Application Equipment Software
Powder coating equipment makers have introduced more sophisticated coating application control software in the form of user-friendly apps. Gema’s OptiStar® 4.0 controls crucial coating parameters such as pneumatic and electrostatic parameters. These relevant coating data can be then accessed on your mobile device with their Electrostatic app. Moreover, their DVC technology ensures precise and reproducible powder output and ensures consistent film thickness. Finally, Gema’s PCC and SuperCorona software improves penetration and reduces back ionization, orange peel, and picture framing.
Nordson’s latest and greatest gun control software is Encore® Engage. It features an easy-to-understand, 15-inch touchscreen with modern graphics and intuitive symbol- driven navigation. In addition, a guided recipe feature provides step-by-step navigation with preset options to help operators confidently create new recipes. Video tutorials and guided instructions provide greater visibility to key information and give additional support for critical tasks. For operators around the world, Encore Engage® includes several screen language options and its controller interface delivers easy navigation and enables Industrial Internet of Things (IIoT)/Industry 4.0 functionality for powder coating application.

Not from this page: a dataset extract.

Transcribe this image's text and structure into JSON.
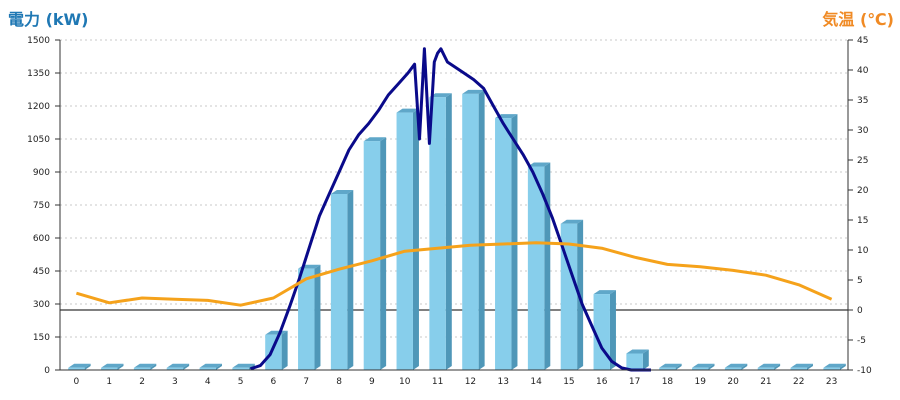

Parker Ionics has focused on their exclusive Pulse Power gun control technology. Their new GX8500A powder application system features a 3G patented Super Pulse Power corona charging technology that provides superior first pass transfer efficiencies (FPTE) on all shapes and substrates. In addition, it is fully digital with simple controls featuring a 250-recipe capacity. Parker explains that the GX8500A is excellent for coating boxes, wheels, piping, MDF, and extrusions and that it possesses one of the highest transfer efficiencies in the industry, resulting in lower operating costs.
As always, the dynamic powder coating industry is ablaze with introducing innovation and game-changing technology to advance the performance, consistency, and reliability of the finish it gives to a universe of durable products. Hats off to all the erudite technicians, scientists, engineers, and design professionals for all of their inspiring contributions.
Kevin Biller is technical editor of Powder Coated Tough and president of The Powder Coating Research Group.